Vocal Ensemble Workshop Session 2: Saturday Feb 14 3:30-5:00pm

In our first session, we covered

  • the fundamentals of getting acquainted with the voice

  • somatics of singing and breathwork

  • holding a durational pitch with sine wave drone

  • vowel sounds + overtones/harmonics

  • adding the 5th and 4th intervals of the scale

  • some basic ensemble motion and coordination

In our next session, we will cover

  • tuning with the mask & inner ear + memory

  • vocal strengthening/belting: volume, attack, sustain

  • learning the 2nd, 4th, and 5th intervals

  • glissando and portamento between notes

  • microtonal shimmering, beats, and blurring

  • continuing ensemble motion and coordination

Exercises for the week to prepare for Session 2:

  1. Continue practicing holding long duration notes with a reference pitch. Work on ‘stacking’ the notes by pausing to breathe for long notes, one after the other.

  2. Work to hear your tuning and detect beats. Use singing from the mask (‘ng’ hum) and inner ear to move closer to the reference tone.

  3. With your practice, add in changing vowel sounds (ohh to eee to ahh to ooh). Try to hear overtones and harmonics.

  4. Extend the practice to sing the 5th and 4th intervals along with your reference pitch as the fundamental. For example: with a drone of D, the 4th is G and the 5th is A. Try to nail your tuning by adding playback reference for those notes as well, if needed.

  5. Now move between notes, starting with the fundamental and improvising between the 4th and the 5th. Experiment with glissando (sliding into the notes) and portamento (moving directly to each note without sliding). Alter tempo and keep playing with your timbre- change vowel sounds, work with volume, tongue placement, lip shape, jaw, and throat opening.
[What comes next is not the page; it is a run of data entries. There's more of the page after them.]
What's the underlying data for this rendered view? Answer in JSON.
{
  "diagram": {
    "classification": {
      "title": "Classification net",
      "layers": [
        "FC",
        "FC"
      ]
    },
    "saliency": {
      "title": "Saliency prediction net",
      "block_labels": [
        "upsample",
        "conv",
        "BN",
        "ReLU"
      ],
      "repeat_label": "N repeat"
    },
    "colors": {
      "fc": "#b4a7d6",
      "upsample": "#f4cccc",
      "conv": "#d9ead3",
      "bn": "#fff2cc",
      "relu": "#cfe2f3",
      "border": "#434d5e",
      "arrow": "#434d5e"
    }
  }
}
La Monte Young’s Theater of Eternal Music was a 1960’s collective that he formed to explore the phenomenological aspects of long duration performances by using influences from Hindustani raga and environmental sound, such as the hum of electrical wires near where he grew up in Idaho, and the 60 Hz hum of the aquarium in his home. He played with pitches at distances from the fundamental drone using a special tuning system (we won’t worry about that for now) that accentuated certain intervals to create an open, dream-like, ‘eternal’ feeling- such as the 2nd, the 4th, the 5th, the ‘septimal 7th’, etc. The group experimented with using strings, horns, the voice, and eventually electronic sine waves, which influenced Young’s later work with the Dream House, the Well-Tuned Piano, and other works…not to mention the influence on Young’s collaborator John Cale who brought these ideas to The Velvet Underground.

These works and Young’s philosophy formed a major strain of modern music in the 20th century that rippled into classical, rock, punk, underground, electronic, dance music, visual art, curated environments, and advances in musical tuning systems. La Monte is currently 90 years old and continues to compose; his long-time partner, the great visual artist/musician Marian Zazeela, passed in 2024 at the age of 83.
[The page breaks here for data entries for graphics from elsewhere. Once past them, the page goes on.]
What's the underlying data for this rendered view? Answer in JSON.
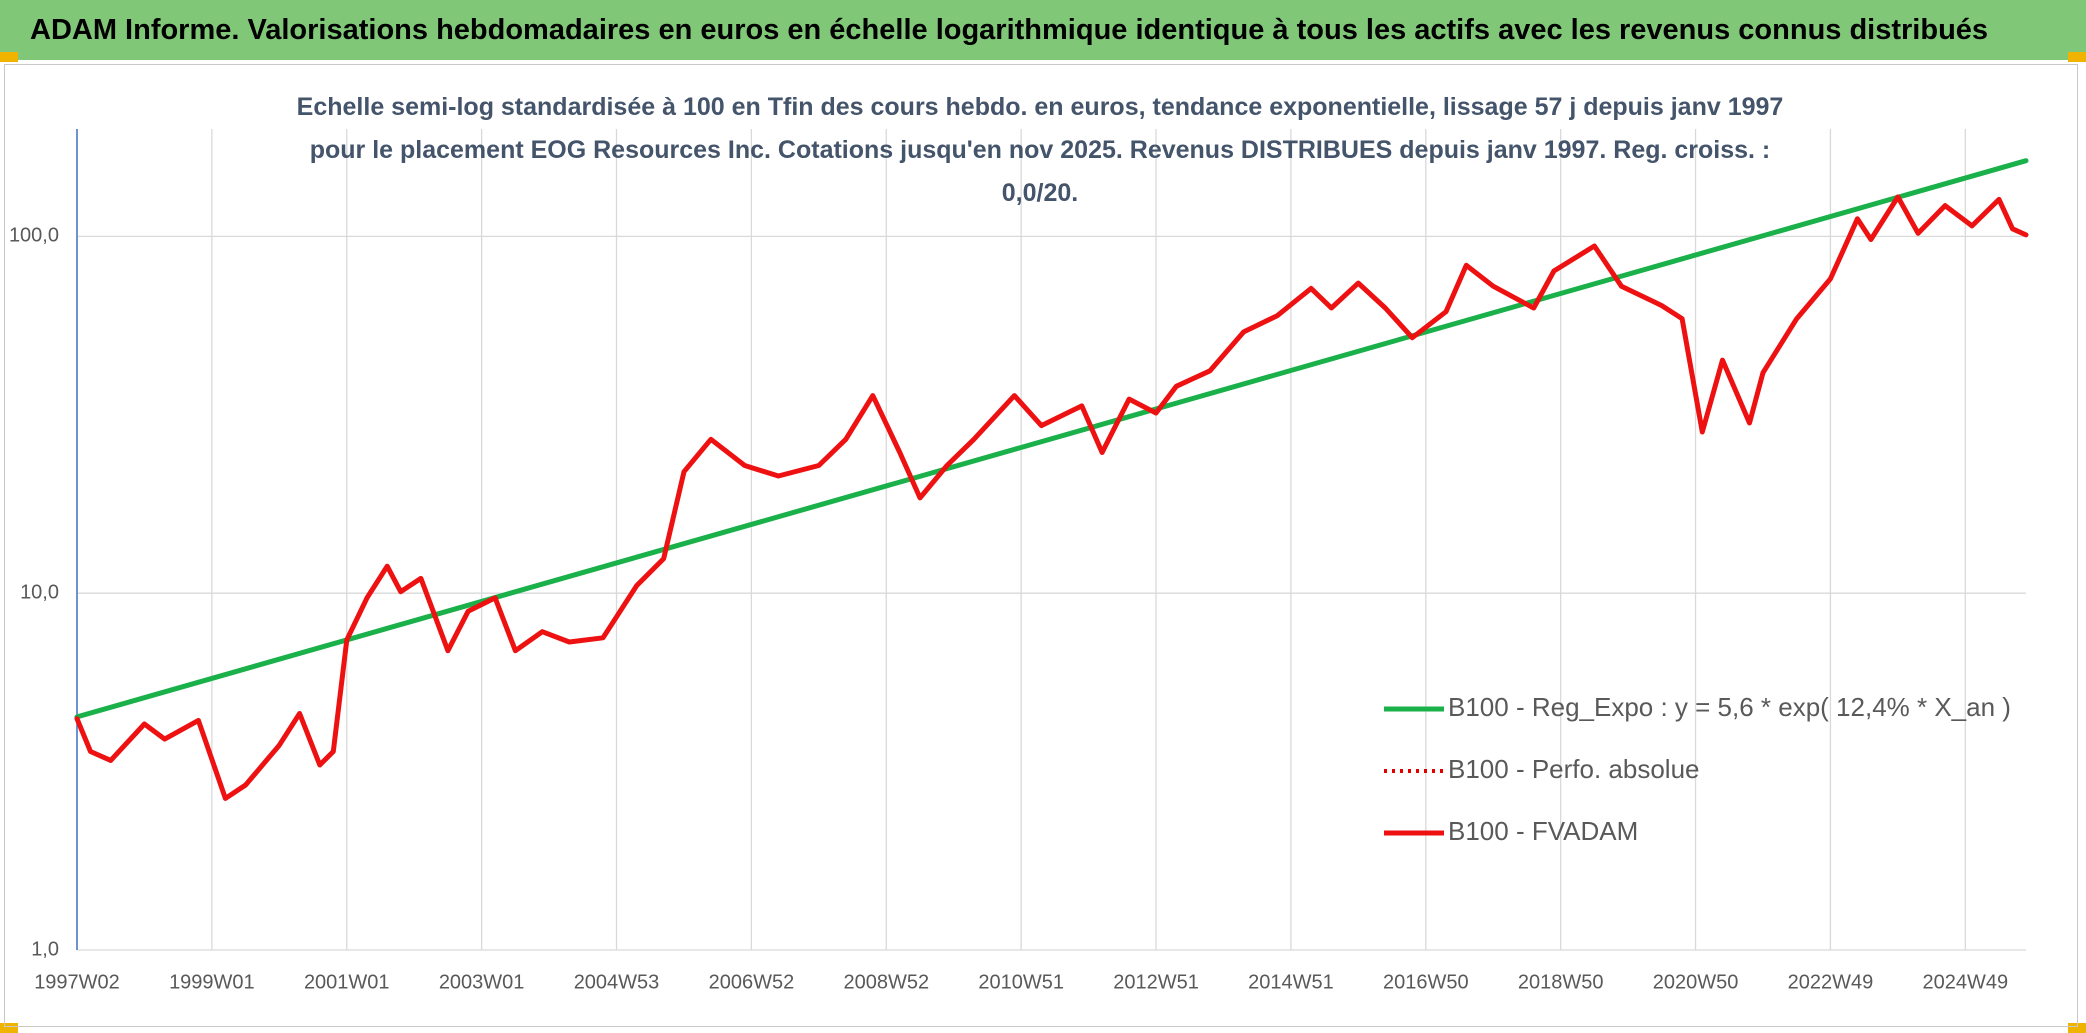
{
  "header": {
    "title": "ADAM Informe. Valorisations hebdomadaires en euros en échelle logarithmique identique à tous les actifs avec les revenus connus distribués"
  },
  "chart_data": {
    "type": "line",
    "title": "Echelle semi-log standardisée à 100 en Tfin des cours hebdo. en euros, tendance exponentielle, lissage 57 j depuis janv 1997 pour le placement EOG Resources Inc. Cotations jusqu'en nov 2025. Revenus DISTRIBUES depuis janv 1997. Reg. croiss. : 0,0/20.",
    "log_scale": true,
    "grid": true,
    "legend": "lower right",
    "xlim": [
      1997.0,
      2025.9
    ],
    "xticks": [
      {
        "value": 1997.0,
        "label": "1997W02"
      },
      {
        "value": 1999.0,
        "label": "1999W01"
      },
      {
        "value": 2001.0,
        "label": "2001W01"
      },
      {
        "value": 2003.0,
        "label": "2003W01"
      },
      {
        "value": 2005.0,
        "label": "2004W53"
      },
      {
        "value": 2007.0,
        "label": "2006W52"
      },
      {
        "value": 2009.0,
        "label": "2008W52"
      },
      {
        "value": 2011.0,
        "label": "2010W51"
      },
      {
        "value": 2013.0,
        "label": "2012W51"
      },
      {
        "value": 2015.0,
        "label": "2014W51"
      },
      {
        "value": 2017.0,
        "label": "2016W50"
      },
      {
        "value": 2019.0,
        "label": "2018W50"
      },
      {
        "value": 2021.0,
        "label": "2020W50"
      },
      {
        "value": 2023.0,
        "label": "2022W49"
      },
      {
        "value": 2025.0,
        "label": "2024W49"
      }
    ],
    "ylim": [
      1,
      200
    ],
    "yticks": [
      {
        "value": 1,
        "label": "1,0"
      },
      {
        "value": 10,
        "label": "10,0"
      },
      {
        "value": 100,
        "label": "100,0"
      }
    ],
    "x": [
      1997.0,
      1997.2,
      1997.5,
      1998.0,
      1998.3,
      1998.8,
      1999.2,
      1999.5,
      2000.0,
      2000.3,
      2000.6,
      2000.8,
      2001.0,
      2001.3,
      2001.6,
      2001.8,
      2002.1,
      2002.5,
      2002.8,
      2003.2,
      2003.5,
      2003.9,
      2004.3,
      2004.8,
      2005.3,
      2005.7,
      2006.0,
      2006.4,
      2006.9,
      2007.4,
      2008.0,
      2008.4,
      2008.8,
      2009.2,
      2009.5,
      2009.9,
      2010.3,
      2010.9,
      2011.3,
      2011.9,
      2012.2,
      2012.6,
      2013.0,
      2013.3,
      2013.8,
      2014.3,
      2014.8,
      2015.3,
      2015.6,
      2016.0,
      2016.4,
      2016.8,
      2017.3,
      2017.6,
      2018.0,
      2018.6,
      2018.9,
      2019.5,
      2019.9,
      2020.5,
      2020.8,
      2021.1,
      2021.4,
      2021.8,
      2022.0,
      2022.5,
      2023.0,
      2023.4,
      2023.6,
      2024.0,
      2024.3,
      2024.7,
      2025.1,
      2025.5,
      2025.7,
      2025.9
    ],
    "series": [
      {
        "name": "B100 - Reg_Expo : y = 5,6 * exp( 12,4% *  X_an )",
        "color": "#1ab04a",
        "style": "solid",
        "x": [
          1997.0,
          2025.9
        ],
        "values": [
          4.5,
          163
        ]
      },
      {
        "name": "B100 - Perfo. absolue",
        "color": "#e00000",
        "style": "dotted",
        "values": [
          4.45,
          3.6,
          3.4,
          4.3,
          3.9,
          4.4,
          2.66,
          2.9,
          3.75,
          4.6,
          3.3,
          3.6,
          7.4,
          9.7,
          11.9,
          10.1,
          11,
          6.9,
          8.9,
          9.7,
          6.9,
          7.8,
          7.3,
          7.5,
          10.5,
          12.5,
          21.9,
          27,
          22.8,
          21.3,
          22.8,
          27,
          35.8,
          24.8,
          18.5,
          22.8,
          27,
          35.8,
          29.5,
          33.5,
          24.8,
          35,
          32,
          38,
          42,
          54,
          60,
          71.5,
          63,
          74,
          63,
          52,
          61.5,
          83,
          72.5,
          63,
          80,
          94,
          72.5,
          64,
          58.8,
          28.3,
          45,
          30,
          41.5,
          58.8,
          76,
          112,
          98,
          129,
          102,
          122,
          107,
          127,
          105,
          101
        ]
      },
      {
        "name": "B100 - FVADAM",
        "color": "#ee1111",
        "style": "solid",
        "values": [
          4.45,
          3.6,
          3.4,
          4.3,
          3.9,
          4.4,
          2.66,
          2.9,
          3.75,
          4.6,
          3.3,
          3.6,
          7.4,
          9.7,
          11.9,
          10.1,
          11,
          6.9,
          8.9,
          9.7,
          6.9,
          7.8,
          7.3,
          7.5,
          10.5,
          12.5,
          21.9,
          27,
          22.8,
          21.3,
          22.8,
          27,
          35.8,
          24.8,
          18.5,
          22.8,
          27,
          35.8,
          29.5,
          33.5,
          24.8,
          35,
          32,
          38,
          42,
          54,
          60,
          71.5,
          63,
          74,
          63,
          52,
          61.5,
          83,
          72.5,
          63,
          80,
          94,
          72.5,
          64,
          58.8,
          28.3,
          45,
          30,
          41.5,
          58.8,
          76,
          112,
          98,
          129,
          102,
          122,
          107,
          127,
          105,
          101
        ]
      }
    ]
  }
}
Here are links to two examples of his early work that are related to our vocal ensemble practice:

‘Pre-Tortoise Dream Music’- https://youtu.be/aLitnrAd9jg

Here the ensemble works with their instruments much in the way our early sessions will explore durational singing in reference to a fundamental drone, with certain intervals that can be added to form rich, complex, and dynamic chords- not to create melodies, but to solely use harmony and timbre as the core elements. You can hear the hypnotic, trance-like, timeless quality of the sound but also notice the subtle changes occurring throughout so that there is a non-linear motion to the music.

La Monte Young and Marian Zazeela singing together with sine wave- https://youtu.be/2lrrqq3NXgk

Here is a great example of singing somewhat similar to what we are working on in our initial sessions. La Monte’s long-time partner Marian Zazeela (a great visual artist as well: calligrapher, light artist, and installation designer) holds the fundamental pitch along with a sine wave reference tone. La Monte sings with her by matching the drone and moving to other intervals, such as the 4th, 5th, and septimal 7th, in different combinations, which becomes quite melodic. You can hear the influence of Hindustani raga singing on his style (they both trained with master vocalist Pandit Pran Nath for many years), and you can hear him occassionally try to dip to very low octaves. But notice how the music isn’t trying to ‘go anywhere’ or have any sense of linear melody- the harmonies and duration themselves make up the music.